La semana pasada, en esta misma columna, se comentaban las razones que llevaron al Banco Central de la Argentina, a dejar caer el precio del dólar a un valor cercano a los 3 pesos. El punto central del argumento era la necesidad de frenar la demanda de dólares y volver a inducir al público a “comprar” pesos y depositarlos en el sistema financiero. La huida hacia el dólar se produjo por un shock de desconfianza en la capacidad del gobierno por instrumentar la política económica que necesita ahora la Argentina, para desacelerar la tasa de inflación, desmantelar “suavemente” la maraña de subsidios y distorsiones de precios relativos, alentar la inversión, superar la crisis energética y prolongar en el tiempo las altas tasas de crecimiento pasadas.
En ese contexto, el conflicto con el campo no hizo más que confirmar que el kirchnerismo, hasta ahora, no está dispuesto a instrumentar los cambios necesarios. Pero este intento por frenar la fuga de capitales tiene un costo muy elevado en materia de tasas de interés y de competitividad. En otras palabras, dado que el discurso oficial no ha hecho ningún esfuerzo por recuperar la confianza de los inversores, el Banco Central sólo tiene un instrumento para “convencer”: otorgar un premio lo suficientemente grande, para que, aun los más desconfiados, estén dispuestos a “apostarle al peso”. Ese premio implica asegurar una tasa implícita en dólares del 15% anual, con operaciones en el mercado de futuros, altas tasas en pesos, y un dólar “barato”.
Pero un dólar bajando en términos nominales, conviviendo con una tasa de inflación “verdadera” que oscila en torno al 2% mensual, con meses cercanos a tres y otros al 1,5%, implica una rápida pérdida de competitividad para aquéllos que exportan bienes o servicios (como el software, o el turismo receptivo, que es una forma de “exportar”). Esa pérdida de competitividad es sólo compensada por la revaluación respecto del dólar del resto de las monedas de los países con los que la Argentina comercia. En especial, el euro, el real brasileño, y el peso chileno. Estas monedas se revaluaron contra el dólar (y el peso) un 15%, en promedio, durante el último año. Pero la revaluación argentina del último mes redujo esa brecha al 10%, menos la diferencia de inflación anual –un 15/ 20%– hace que la pérdida de competitividad cambiaria del último año sea de, aproximadamente, 10/15 por ciento.

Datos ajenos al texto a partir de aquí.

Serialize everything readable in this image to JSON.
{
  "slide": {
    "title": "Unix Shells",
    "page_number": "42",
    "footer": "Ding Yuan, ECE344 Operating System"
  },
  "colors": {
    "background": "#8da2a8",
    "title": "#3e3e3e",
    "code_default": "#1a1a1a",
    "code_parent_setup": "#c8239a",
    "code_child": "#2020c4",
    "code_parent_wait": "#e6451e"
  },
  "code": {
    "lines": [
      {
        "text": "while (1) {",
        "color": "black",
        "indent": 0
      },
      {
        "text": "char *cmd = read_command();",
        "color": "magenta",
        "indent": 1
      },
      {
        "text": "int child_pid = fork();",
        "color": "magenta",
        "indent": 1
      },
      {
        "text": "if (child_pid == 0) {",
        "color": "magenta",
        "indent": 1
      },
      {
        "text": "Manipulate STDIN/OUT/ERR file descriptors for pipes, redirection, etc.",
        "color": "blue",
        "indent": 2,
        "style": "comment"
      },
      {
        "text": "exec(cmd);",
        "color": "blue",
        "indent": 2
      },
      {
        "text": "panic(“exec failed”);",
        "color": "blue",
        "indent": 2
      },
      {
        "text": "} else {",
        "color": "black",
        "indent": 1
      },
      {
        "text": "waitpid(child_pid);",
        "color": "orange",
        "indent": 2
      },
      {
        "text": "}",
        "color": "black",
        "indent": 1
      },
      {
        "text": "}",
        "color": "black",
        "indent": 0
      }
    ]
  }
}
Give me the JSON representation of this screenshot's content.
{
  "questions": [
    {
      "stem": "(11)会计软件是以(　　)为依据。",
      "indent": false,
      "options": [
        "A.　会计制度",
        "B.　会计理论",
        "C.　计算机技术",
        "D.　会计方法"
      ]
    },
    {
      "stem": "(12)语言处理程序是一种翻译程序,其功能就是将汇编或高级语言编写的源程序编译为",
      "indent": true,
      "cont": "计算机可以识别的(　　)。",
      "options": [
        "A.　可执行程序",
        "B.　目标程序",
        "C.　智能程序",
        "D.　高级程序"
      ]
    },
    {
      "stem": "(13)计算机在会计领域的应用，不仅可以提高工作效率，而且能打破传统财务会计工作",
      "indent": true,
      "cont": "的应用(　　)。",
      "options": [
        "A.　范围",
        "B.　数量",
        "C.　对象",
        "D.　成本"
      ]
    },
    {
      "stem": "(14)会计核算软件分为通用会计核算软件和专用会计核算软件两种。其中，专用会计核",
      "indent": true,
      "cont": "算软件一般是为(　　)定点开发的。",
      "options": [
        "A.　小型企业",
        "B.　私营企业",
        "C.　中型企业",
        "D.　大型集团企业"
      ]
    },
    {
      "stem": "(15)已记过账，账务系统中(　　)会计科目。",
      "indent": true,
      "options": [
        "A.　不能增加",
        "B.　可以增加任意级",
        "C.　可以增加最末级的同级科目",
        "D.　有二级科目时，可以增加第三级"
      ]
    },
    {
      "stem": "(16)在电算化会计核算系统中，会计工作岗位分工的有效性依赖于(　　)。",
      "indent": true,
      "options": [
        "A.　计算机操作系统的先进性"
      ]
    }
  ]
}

En otras palabras, la producción argentina es un 15% más cara, en promedio, que un año atrás.
Historias. Este es un promedio y cada sector tiene una historia diferente. Los sectores intensivos en trabajo vieron crecer fuertemente sus costos laborales, dado que los mismos, en casi pleno empleo y con elevada inflación, han seguido, más o menos, la evolución de los precios internos. Si su productividad por obrero ocupado no creció fuertemente hoy, seguramente, están decididamente peor que un año atrás. Los que, por tipo de producto o la tecnología que emplean, presentan poca incidencia de mano de obra en sus costos, posiblemente, todavía muestran una rentabilidad aceptable, pero, también seguramente, menos aceptable que los meses pasados. Por último, quienes venden fuera del área dólar están claramente mejor, por la revaluación comentada, que quienes compiten con precios en dólares. (El turismo o la ropa en Miami, por ejemplo).
¿Y entonces? Entonces, lo que sirve para contener la salida de dólares y la baja en los depósitos en pesos, no sirve para mantener la competitividad cambiaria local. De allí que, durante esta semana, hayamos visto a banqueros algo aliviados y a exportadores y sustitutos de importaciones, cada vez más preocupados.
Estamos frente a una especie de “trampa 22”. Intentar recuperar el valor del dólar, en este contexto, no hace más que subir la inflación y acelerar la huida del peso. Mantener este valor del dólar, “hasta que aclare”, implica más pérdidas de competitividad, menor incentivo a la inversión, más problemas de actividad.
El escenario internacional nos ayuda, todavía, a salir de esta trampa a costos relativamente bajos. Pero, paradójicamente, para lograrlo, el Gobierno debería estar dispuesto a hacer lo que ha dicho que no quiere hacer: cambiar.
Cuando el kirchnerismo dice “si quieren cambiar la política económica” esperen cuatro años y voten por otros. Se equivoca. No porque seamos “golpistas”, sino que, en economía, no se esperan cuatro años para votar. Se vota todos los días. Si el BCRA necesita tener el dólar a $ 3 y la tasa en dólares, supuestamente, “libre de riesgo” en el 15% anual, el “resultado de la elección” es muy claro. Frente a eso, la demanda de otras políticas está clara y no hay carpas en el Congreso, ni pingüinos inflables, ni muchedumbres marchando que lo compensen.